Liu, Tong-Zu, et al. "Sleep duration and risk of all-cause mortality: a flexible, non-linear, meta-regression of 40 prospective cohort studies." Sleep medicine reviews 32 (2017): 28-36.

J Am Heart Assoc. 2017 Sep 9;6(9). pii: e005947. doi: 10.1161/JAHA.117.005947. Relationship of Sleep Duration With All-Cause Mortality and Cardiovascular Events: A Systematic Review and Dose-Response Meta-Analysis of Prospective Cohort Studies. Yin et al.

Ecologic evidence in favour of the Mediterranean diet. Please, remember ecologic studies are weak, weak, weak. I would like to emphasize this.
The "Mediterranean Adequacy Index (MAI, derived from 15 food groups)" correlated "with 50-year all-cause mortality rates in the Seven Countries Study"
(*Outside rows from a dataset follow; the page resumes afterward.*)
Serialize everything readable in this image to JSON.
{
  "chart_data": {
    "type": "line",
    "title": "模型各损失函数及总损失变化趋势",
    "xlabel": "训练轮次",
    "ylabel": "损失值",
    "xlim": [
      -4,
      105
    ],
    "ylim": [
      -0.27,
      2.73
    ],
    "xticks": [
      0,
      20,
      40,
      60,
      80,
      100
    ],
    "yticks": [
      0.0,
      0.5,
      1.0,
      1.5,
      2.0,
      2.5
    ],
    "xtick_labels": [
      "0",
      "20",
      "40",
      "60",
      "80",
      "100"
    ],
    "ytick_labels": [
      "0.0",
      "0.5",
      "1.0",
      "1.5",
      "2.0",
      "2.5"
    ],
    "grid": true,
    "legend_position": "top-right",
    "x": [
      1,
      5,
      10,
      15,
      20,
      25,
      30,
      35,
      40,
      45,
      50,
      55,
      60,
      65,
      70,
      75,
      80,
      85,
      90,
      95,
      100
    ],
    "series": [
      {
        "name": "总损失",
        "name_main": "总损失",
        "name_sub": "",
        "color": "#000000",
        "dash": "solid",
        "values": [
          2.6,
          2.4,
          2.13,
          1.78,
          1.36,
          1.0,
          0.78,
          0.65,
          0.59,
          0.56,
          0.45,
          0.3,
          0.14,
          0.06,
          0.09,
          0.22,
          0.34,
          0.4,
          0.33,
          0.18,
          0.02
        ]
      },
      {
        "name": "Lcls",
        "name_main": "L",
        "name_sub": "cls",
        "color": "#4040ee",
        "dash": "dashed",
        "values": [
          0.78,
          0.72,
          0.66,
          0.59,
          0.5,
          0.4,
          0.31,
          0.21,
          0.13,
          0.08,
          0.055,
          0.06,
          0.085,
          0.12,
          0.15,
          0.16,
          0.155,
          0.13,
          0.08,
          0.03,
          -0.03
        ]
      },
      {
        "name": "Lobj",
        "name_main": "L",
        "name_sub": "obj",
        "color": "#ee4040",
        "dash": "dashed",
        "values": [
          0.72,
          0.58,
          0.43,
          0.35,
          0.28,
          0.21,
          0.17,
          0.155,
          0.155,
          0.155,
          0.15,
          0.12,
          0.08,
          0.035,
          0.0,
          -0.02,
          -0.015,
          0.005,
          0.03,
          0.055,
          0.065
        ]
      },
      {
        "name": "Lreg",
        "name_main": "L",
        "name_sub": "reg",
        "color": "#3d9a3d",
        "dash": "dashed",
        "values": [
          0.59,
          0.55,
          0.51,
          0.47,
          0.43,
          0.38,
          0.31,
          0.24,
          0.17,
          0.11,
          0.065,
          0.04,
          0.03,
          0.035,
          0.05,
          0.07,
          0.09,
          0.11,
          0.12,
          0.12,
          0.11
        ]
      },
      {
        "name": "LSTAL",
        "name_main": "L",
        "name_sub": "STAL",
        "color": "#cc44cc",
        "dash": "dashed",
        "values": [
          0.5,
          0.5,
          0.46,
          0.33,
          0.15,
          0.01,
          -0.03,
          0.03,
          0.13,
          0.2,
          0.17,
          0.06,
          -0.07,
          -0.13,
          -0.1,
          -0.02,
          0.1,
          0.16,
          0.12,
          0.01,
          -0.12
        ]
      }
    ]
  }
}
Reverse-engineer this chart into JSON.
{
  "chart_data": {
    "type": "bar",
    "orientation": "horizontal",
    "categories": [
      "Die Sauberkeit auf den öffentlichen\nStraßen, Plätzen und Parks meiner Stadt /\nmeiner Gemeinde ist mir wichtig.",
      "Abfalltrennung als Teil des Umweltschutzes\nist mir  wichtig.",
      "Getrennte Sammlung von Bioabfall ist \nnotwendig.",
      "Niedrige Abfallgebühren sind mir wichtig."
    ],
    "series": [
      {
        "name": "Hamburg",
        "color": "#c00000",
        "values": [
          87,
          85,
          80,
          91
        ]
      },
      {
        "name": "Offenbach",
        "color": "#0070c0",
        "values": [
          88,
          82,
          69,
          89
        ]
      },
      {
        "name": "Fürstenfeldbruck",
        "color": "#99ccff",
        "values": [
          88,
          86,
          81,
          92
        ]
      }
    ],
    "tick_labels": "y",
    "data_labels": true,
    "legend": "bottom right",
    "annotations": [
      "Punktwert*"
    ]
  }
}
Nuts and mortality. More of the same, but important nonetheless. Apparently you only need to eat very small amounts of nuts?
The final analyses included 18 prospective studies. The random-effects summary RRs for high compared with low nut consumption were 0.81 (95% CI: 0.78-0.84) for all-cause mortality (18 studies with 81 034 deaths), 0.75 (95% CI: 0.71-0.79) for CVD mortality (17 studies with 20 381 deaths), ... for stroke mortality (13 studies with 4850 deaths) and 0.87 (95% CI: 0.80-0.93) for cancer mortality (11 studies 21 353 deaths). ...Peanut (5 studies) and tree nut (3 studies) consumption were similarly associated with mortality risks. ... evidence for nonlinear associations between nut consumption and mortality (P-nonlinearity <0.001 for all outcomes except cancer mortality), with mortality risk levelling off at the consumption of about 3 servings per week (12 g d-1).
Chen, Guo-Chong, et al. "Nut consumption in relation to all-cause and cause-specific mortality: a meta-analysis 18 prospective studies." Food & Function (2017).

B12 and sarcopenia? Just a small study. And they did not test methylmalonic acid, arguably the best marker of B12. It is not a terrible study, but it might confuse lay people. (and it will be abused by the likes of LEF to sell B12 supplement. Taking a B12 supplement is not wrong per se but the exaggerated claims by LEF & Co give the industry a terrible reputation.)
Bulut, Esra Ates, et al. "Vitamin B12 deficiency might be related to sarcopenia in older adults." Experimental Gerontology (2017).

Phosphate & vascular calcification. Not that I am the only one but I have championed this hypothesis years ago based on promising data from epidemiology and animal models:
Of the 10 studies located, 8 indicated an association between serum phosphorus and vascular calcification. ... Studies were limited since no randomized controlled trials were available....Due to considerable amounts of phosphorus additives in the food supply, there may be a connection to dietary phosphorus and vascular calcification. Additionally, phosphorus binders may assist in the prevention of vascular calcification but have not been studied in a healthy population.
Sheridan, Kristin, and John V. Logomarsino. "Effects of serum phosphorus on vascular calcification in a healthy, adult population: A systematic review." Journal of Vascular Nursing 35.3 (2017): 157-169.